La macchina delle promesse d’autunno si è messa in moto ieri sera a Porta a Porta: ospite e unico protagonista il premier Matteo Renzi, rinvigorito dalle difficoltà dei Cinquestelle per la vicenda Raggi e pronto a mettere a frutto le possibilità offerte dalla legge di Bilancio. Che improvvisamente diventa “sociale”, perché il presidente del consiglio indica quattro pilastri finora piuttosto bistrattati: «Pensioni minime, anticipo pensionistico, intervento per le partite Iva e salari dei dipendenti pubblici». Allo stesso tempo, Renzi annuncia che la data del referendum costituzionale verrà fissata «entro il 25 settembre», e che cadrà «tra il 15 novembre e il 5 dicembre» (quindi domenica 20 o 27 novembre, o 4 dicembre). Risolvere davvero quei 4 nodi – ma servono molti miliardi – sarebbe un ottimo viatico per il Sì.

Rimanendo sul referendum, si deve citare un altro passaggio, dove il premier ha spiegato che sulle dimissioni nel caso di vittoria del «No» «non ci ho ripensato. Ma siccome in tanti mi hanno detto che non dovevo personalizzare il referendum, ho detto solo che non parlo più del mio futuro». Fuori dal politichese: se vince il No mi dimetto, ma adesso non parliamo di me.

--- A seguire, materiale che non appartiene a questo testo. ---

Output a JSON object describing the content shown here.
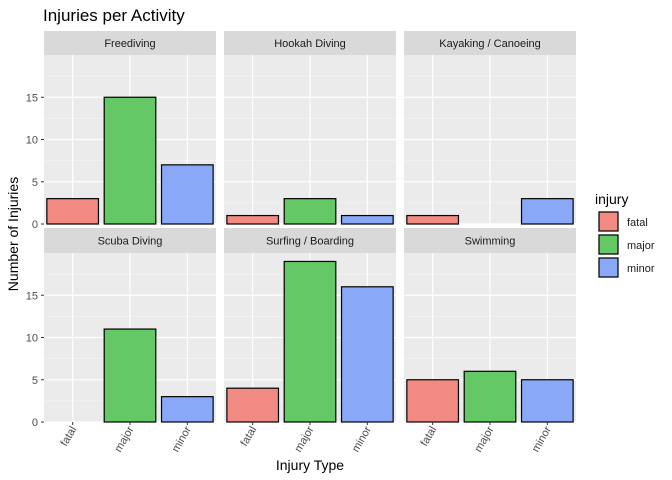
{
  "chart_data": {
    "type": "bar",
    "title": "Injuries per Activity",
    "xlabel": "Injury Type",
    "ylabel": "Number of Injuries",
    "categories": [
      "fatal",
      "major",
      "minor"
    ],
    "ylim": [
      0,
      20
    ],
    "yticks": [
      0,
      5,
      10,
      15
    ],
    "grid": true,
    "legend": {
      "title": "injury",
      "placement": "right",
      "entries": [
        "fatal",
        "major",
        "minor"
      ]
    },
    "colors": {
      "fatal": "#f08a82",
      "major": "#64c864",
      "minor": "#8aa8f8"
    },
    "facets": [
      {
        "name": "Freediving",
        "values": [
          3,
          15,
          7
        ]
      },
      {
        "name": "Hookah Diving",
        "values": [
          1,
          3,
          1
        ]
      },
      {
        "name": "Kayaking / Canoeing",
        "values": [
          1,
          0,
          3
        ]
      },
      {
        "name": "Scuba Diving",
        "values": [
          0,
          11,
          3
        ]
      },
      {
        "name": "Surfing / Boarding",
        "values": [
          4,
          19,
          16
        ]
      },
      {
        "name": "Swimming",
        "values": [
          5,
          6,
          5
        ]
      }
    ]
  }
}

Referendum e legge di Bilancio interessano tutti i cittadini, ma certamente l’incrocio è particolarmente significativo per la Cgil e i suoi 5,6 milioni di iscritti: oggi e domani, in una Assemblea generale a Roma con 350 delegati, il sindacato guidato da Susanna Camusso ufficializzerà il suo no alla riforma voluta da Renzi, già espresso in un documento molto critico approvato dal Direttivo in maggio.

Il no della Cgil è molto serio nei contenuti: il documento di maggio, in sole due paginette, spiega perché la riforma metta a rischio gli equilibri democratici e la stessa centralità del Parlamento e degli organi di garanzia, a favore del partito che ha la maggioranza di governo. Detto questo, però, e non scopriamo l’acqua calda, la Cgil non ha mai reciso il suo legame con il Pd – o comunque non lo hanno fatto tanti suoi dirigenti – nonostante gli screzi e gli scontri con Renzi. Se in maggio non si è voluto dare un No esplicito, e se oggi è inevitabile pronunciarsi visto che ad esempio già Cisl e Confindustria lo hanno fatto, dall’altro lato il sindacato non entrerà in nessun comitato, insomma non farà campagna.

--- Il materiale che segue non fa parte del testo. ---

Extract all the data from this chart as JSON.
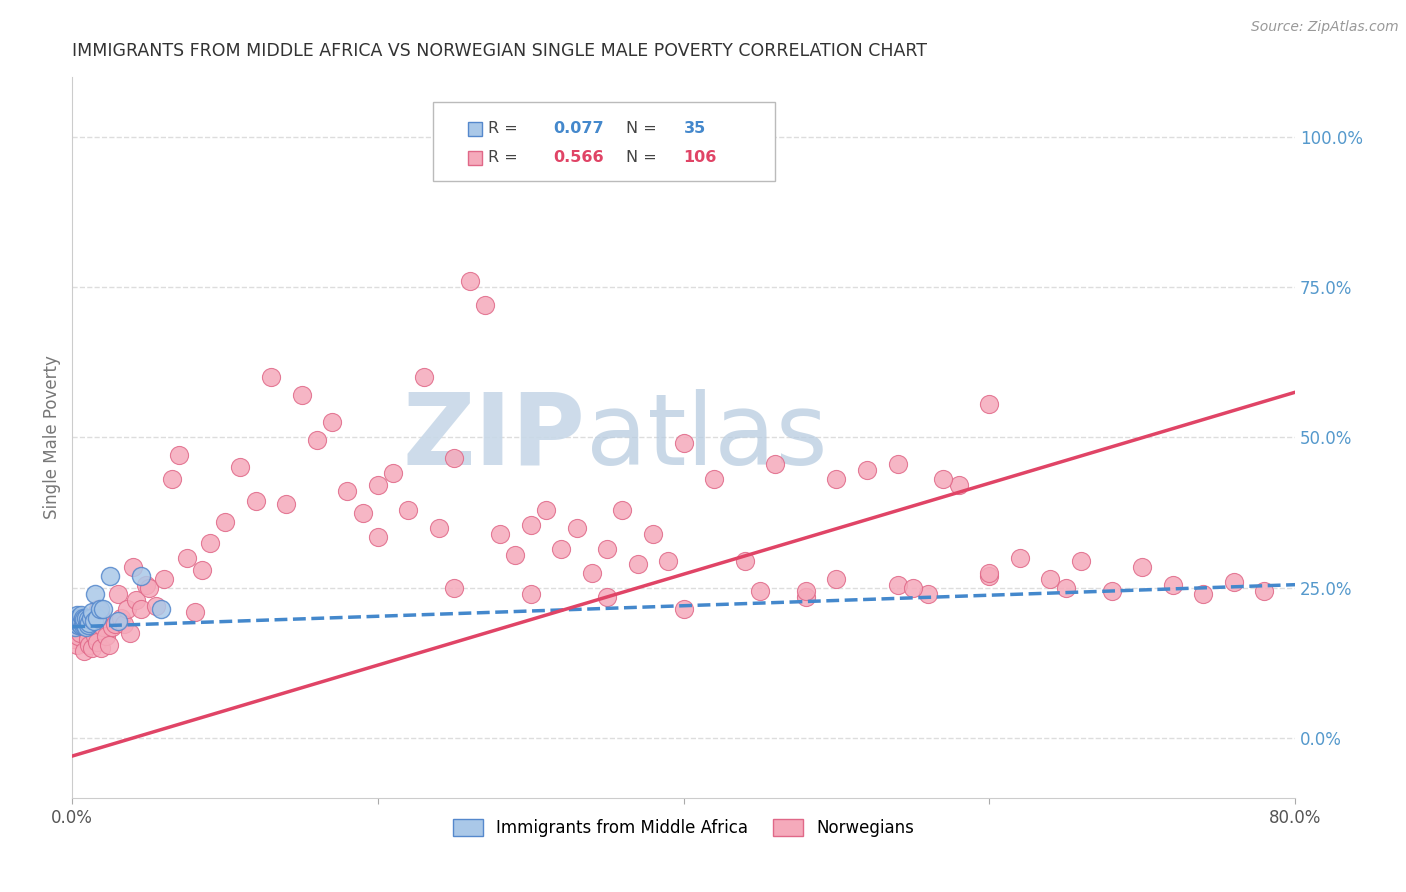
{
  "title": "IMMIGRANTS FROM MIDDLE AFRICA VS NORWEGIAN SINGLE MALE POVERTY CORRELATION CHART",
  "source": "Source: ZipAtlas.com",
  "ylabel": "Single Male Poverty",
  "x_min": 0.0,
  "x_max": 0.8,
  "y_min": -0.1,
  "y_max": 1.1,
  "y_ticks_right": [
    0.0,
    0.25,
    0.5,
    0.75,
    1.0
  ],
  "y_tick_labels_right": [
    "0.0%",
    "25.0%",
    "50.0%",
    "75.0%",
    "100.0%"
  ],
  "legend1_R": "0.077",
  "legend1_N": "35",
  "legend2_R": "0.566",
  "legend2_N": "106",
  "series1_color": "#aac8e8",
  "series1_edge": "#5588cc",
  "series2_color": "#f5aabb",
  "series2_edge": "#e06888",
  "trendline1_color": "#4488cc",
  "trendline2_color": "#e04466",
  "watermark_color": "#ccd8e8",
  "grid_color": "#dddddd",
  "title_color": "#333333",
  "right_label_color": "#5599cc",
  "blue_dots_x": [
    0.001,
    0.002,
    0.002,
    0.003,
    0.003,
    0.003,
    0.004,
    0.004,
    0.004,
    0.005,
    0.005,
    0.005,
    0.006,
    0.006,
    0.006,
    0.007,
    0.007,
    0.008,
    0.008,
    0.009,
    0.009,
    0.01,
    0.01,
    0.011,
    0.012,
    0.013,
    0.014,
    0.015,
    0.016,
    0.018,
    0.02,
    0.025,
    0.03,
    0.045,
    0.058
  ],
  "blue_dots_y": [
    0.195,
    0.2,
    0.185,
    0.19,
    0.195,
    0.205,
    0.188,
    0.195,
    0.2,
    0.19,
    0.195,
    0.2,
    0.188,
    0.195,
    0.205,
    0.188,
    0.2,
    0.19,
    0.198,
    0.185,
    0.2,
    0.188,
    0.198,
    0.192,
    0.2,
    0.21,
    0.195,
    0.24,
    0.2,
    0.215,
    0.215,
    0.27,
    0.195,
    0.27,
    0.215
  ],
  "pink_dots_x": [
    0.001,
    0.002,
    0.003,
    0.004,
    0.005,
    0.006,
    0.007,
    0.008,
    0.009,
    0.01,
    0.011,
    0.012,
    0.013,
    0.014,
    0.015,
    0.016,
    0.017,
    0.018,
    0.019,
    0.02,
    0.022,
    0.024,
    0.026,
    0.028,
    0.03,
    0.032,
    0.034,
    0.036,
    0.038,
    0.04,
    0.042,
    0.045,
    0.048,
    0.05,
    0.055,
    0.06,
    0.065,
    0.07,
    0.075,
    0.08,
    0.085,
    0.09,
    0.1,
    0.11,
    0.12,
    0.13,
    0.14,
    0.15,
    0.16,
    0.17,
    0.18,
    0.19,
    0.2,
    0.21,
    0.22,
    0.23,
    0.24,
    0.25,
    0.26,
    0.27,
    0.28,
    0.29,
    0.3,
    0.31,
    0.32,
    0.33,
    0.34,
    0.35,
    0.36,
    0.37,
    0.38,
    0.39,
    0.4,
    0.42,
    0.44,
    0.46,
    0.48,
    0.5,
    0.52,
    0.54,
    0.56,
    0.58,
    0.6,
    0.62,
    0.64,
    0.66,
    0.68,
    0.7,
    0.72,
    0.74,
    0.76,
    0.78,
    0.54,
    0.57,
    0.6,
    0.48,
    0.2,
    0.25,
    0.3,
    0.35,
    0.4,
    0.45,
    0.5,
    0.55,
    0.6,
    0.65
  ],
  "pink_dots_y": [
    0.165,
    0.175,
    0.155,
    0.17,
    0.175,
    0.2,
    0.185,
    0.145,
    0.18,
    0.165,
    0.155,
    0.195,
    0.15,
    0.185,
    0.17,
    0.16,
    0.215,
    0.205,
    0.15,
    0.185,
    0.17,
    0.155,
    0.185,
    0.19,
    0.24,
    0.2,
    0.19,
    0.215,
    0.175,
    0.285,
    0.23,
    0.215,
    0.255,
    0.25,
    0.22,
    0.265,
    0.43,
    0.47,
    0.3,
    0.21,
    0.28,
    0.325,
    0.36,
    0.45,
    0.395,
    0.6,
    0.39,
    0.57,
    0.495,
    0.525,
    0.41,
    0.375,
    0.42,
    0.44,
    0.38,
    0.6,
    0.35,
    0.465,
    0.76,
    0.72,
    0.34,
    0.305,
    0.355,
    0.38,
    0.315,
    0.35,
    0.275,
    0.315,
    0.38,
    0.29,
    0.34,
    0.295,
    0.49,
    0.43,
    0.295,
    0.455,
    0.235,
    0.43,
    0.445,
    0.255,
    0.24,
    0.42,
    0.27,
    0.3,
    0.265,
    0.295,
    0.245,
    0.285,
    0.255,
    0.24,
    0.26,
    0.245,
    0.455,
    0.43,
    0.555,
    0.245,
    0.335,
    0.25,
    0.24,
    0.235,
    0.215,
    0.245,
    0.265,
    0.25,
    0.275,
    0.25
  ],
  "trendline1_x0": 0.0,
  "trendline1_y0": 0.185,
  "trendline1_x1": 0.8,
  "trendline1_y1": 0.255,
  "trendline2_x0": 0.0,
  "trendline2_y0": -0.03,
  "trendline2_x1": 0.8,
  "trendline2_y1": 0.575
}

Un modo per riavvicinarsi al premier, riannodare i rapporti soprattutto quando in ballo ci sono i 4 pilastri sociali citati proprio ieri sera da Vespa? Si vedrà, perché l’elaborazione della legge di Bilancio è lunga e sempre complicata, quindi le famose 4 voci potrebbero anche sparire con l’emendamento di una notte, o magari venire soddisfatte solo di facciata: un esempio per tutti, il contratto del pubblico impiego. Per rispondere realmente alle richieste del sindacato ci vorrebbero almeno 7 miliardi di euro (calcolo Uil), la passata legge di Stabilità aveva stanziato solo 300 milioni: tutti ci auguriamo che l’enorme gap venga colmato, ma la riteniamo una mission impossible.

Sulle pensioni, essendo un capitolo che costa meno, forse ci sono maggiori speranze: ieri Renzi ha voluto insistere sulle fasce più sfavorite e sui costi in caso di uscita anticipata, che addirittura – parole sue – sono diventati «un’inezia». «Metteremo più denari in tasca a chi di pensione prende poco poco». Sarà «una sorta di quattordicesima», come quella già istituita «dal governo Prodi per chi prende meno di 750 euro al mese».

E poi «tutti quelli che sono arrivati a tre anni prima della pensione o attraverso anticipo pensionistico che costi un’inezia o con accordi privati potranno andare in pensione anticipata«,
Infine l’attacco ai Cinquestelle: «Scene tristi, indecorose per tutti – ha detto il premier parlando del caso romano – Mai viste tante bugie tutte insieme, ma da italiano e da presidente del consiglio sono dispiaciuto, non compro i pop corn e non festeggio. E sono dispiaciuto che se Roma non si smuove perde la gigantesca opportunità per la città delle Olimpiadi».